I don’t like doing things badly.
I don’t like doing things badly in front of other people.
I really don’t like doing things badly with a bathing suit on in front of other people.
This was the set of parameters I had to work with for my Annual Discernment of Kit’s Lenten Practice this year.
These particular ones came about during a particularly dark moment nearly nine months ago when my daughter and I got into a rip-roaring exchange about her swim class. I had paid for it. I had her bathing suit, cap and towel in hand. She did not want to go. She did not care that I had everything ready and that we were now “running late, come onnnnnn, let’s goooo, in the car now!”
Meltdowns were achieved by both of us in historic proportions.
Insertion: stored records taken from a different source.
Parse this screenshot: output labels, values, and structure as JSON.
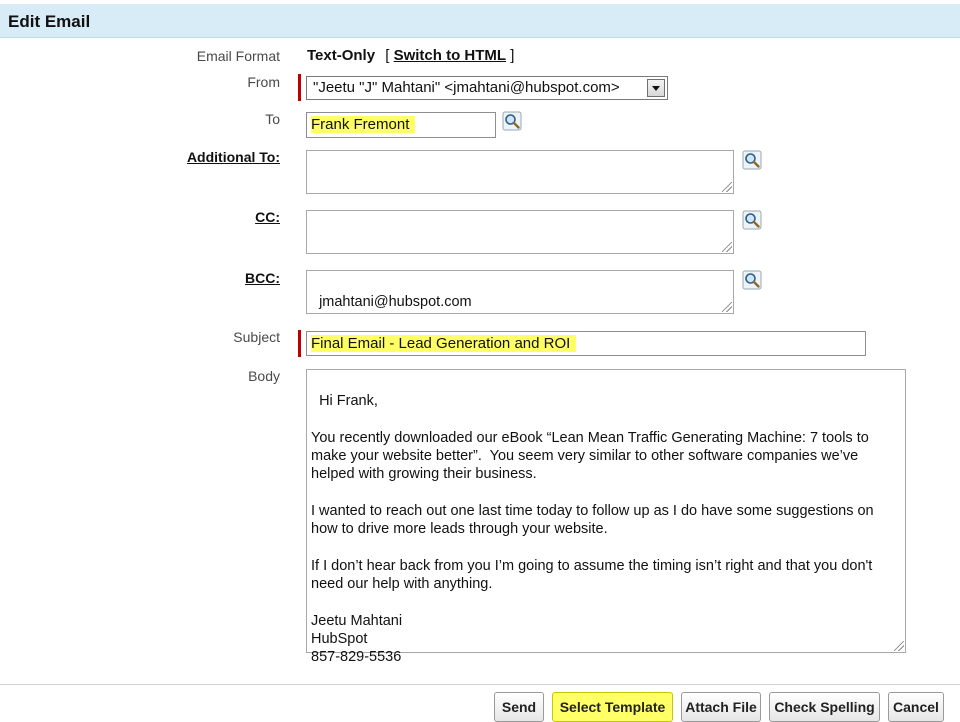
{
  "header": {
    "title": "Edit Email"
  },
  "labels": {
    "email_format": "Email Format",
    "from": "From",
    "to": "To",
    "additional_to": "Additional To:",
    "cc": "CC:",
    "bcc": "BCC:",
    "subject": "Subject",
    "body": "Body"
  },
  "email_format": {
    "value": "Text-Only",
    "bracket_open": "[",
    "switch_link": "Switch to HTML",
    "bracket_close": "]"
  },
  "from": {
    "value": "\"Jeetu \"J\" Mahtani\" <jmahtani@hubspot.com>"
  },
  "to": {
    "value": "Frank Fremont"
  },
  "additional_to": {
    "value": ""
  },
  "cc": {
    "value": ""
  },
  "bcc": {
    "value": "jmahtani@hubspot.com"
  },
  "subject": {
    "value": "Final Email  - Lead Generation and ROI"
  },
  "body": {
    "value": "Hi Frank,\n\nYou recently downloaded our eBook “Lean Mean Traffic Generating Machine: 7 tools to make your website better”.  You seem very similar to other software companies we’ve helped with growing their business.\n\nI wanted to reach out one last time today to follow up as I do have some suggestions on how to drive more leads through your website.\n\nIf I don’t hear back from you I’m going to assume the timing isn’t right and that you don't need our help with anything.\n\nJeetu Mahtani\nHubSpot\n857-829-5536"
  },
  "buttons": {
    "send": "Send",
    "select_template": "Select Template",
    "attach_file": "Attach File",
    "check_spelling": "Check Spelling",
    "cancel": "Cancel"
  },
  "colors": {
    "header_bg": "#d7ecf6",
    "required_bar": "#c00000",
    "highlight": "#ffff66"
  },
  "icons": {
    "lookup": "magnifier-lookup-icon"
  }
}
Finally, she sat on our front door step, next to me who had already given up and was sitting there, head in hands because the minute hand on the clock had told me that there was no chance that we were making it in time or even noton time now. She took her belly breath.
“I don’t wanna go. I don’t want to put my face in the water. It’s hard. I’m not good at it.” She said.
It’s okay, kiddo. I don’t like putting my face in the water either, but we can learn to do hard things so they don’t scare us so much… Is what I should have said. But I didn’t. And the fact that I didn’t stuck with me.
Somehow, between the professional nature of my job, and the authority I seem to possess as a parent of two preschoolers, I’ve forgotten what it’s like to be a beginner. Someone who isn’t good at everything; who occasionally has no right answers; who chooses to do things they are not good at simply to try them. Adding to this, using precious time on things which are neither necessary, nor explicitly productive, hovers as close to heresy as a suburban working parent can get.
Sure, I mess up (a lot), but I don’t do it on purpose. For instance, I do not spend good quality time on things I’m not good at and may never be good at just for the heck of it. My fragile flower of an ego couldn’t handle that kind of nonsense. And in front of a whole class? No. way. But I carried that front door step conversation with my daughter in my head for nine months and Lent was the time to do something about it.
In mid-February, I found myself signing up for an adult swim class. Eight sessions on winter Thursday nights from 8:15 – 9:00 pm (which is another level of hell for a tired parent, but that just enhances the feeling of atonement and sacrifice, amiright?).
I, personally, don’t like putting my face in the water. I don’t do it well, and it’s hard. My Lenten discipline begins with handing kids off for bedtime to my spouse as soon as he walks in the door, gathering my bathing suit, swim cap and towel, along with every reason why I should skip *just this week,* and making my way to the nearby Y to meet up with three other adults/almost adults who are also learning to swim better.
Echoes of Jesus telling his disciples that they must become like children to enter the kingdom of heaven have accompanied this swim class discipline. I would like to say that each week has been easier as I’ve gone along, but it hasn’t. Each week has presented a new set of challenges and big and small failures, and I have, more often than not, wanted to sit on my front step and sob that I don’t wannnaaa goooooooo.
Lent for me has almost always been about the bigger picture: how to re-orient my life, my prayer, my attention to God and the gifts God has given me. However, the bigger picture has never been easy to negotiate in the latter part of the season, when life gets busy and I’m not always attentive. This year, I am doing something which requires money spent; time allocated; childcare established; and a perfectionist-shattering frame of mind. I have become a beginner again. And it’s one of the hardest Lenten practices I’ve ever taken on.
But there are moments of grace. Like when I first slide into the pool and the water closes in over my head and wonder if this was how baptism felt like hundreds of years ago. Or when I lie on my back in the water and think about how funny it is that that humans can just float. Or when I get that one series of breaths right, even if during the rest of the lane I’m a flailing octopus. Manna in a desert on those late Thursday evenings.
And best yet, my daughter cheers me on every time I leave the house with my swim bag in hand.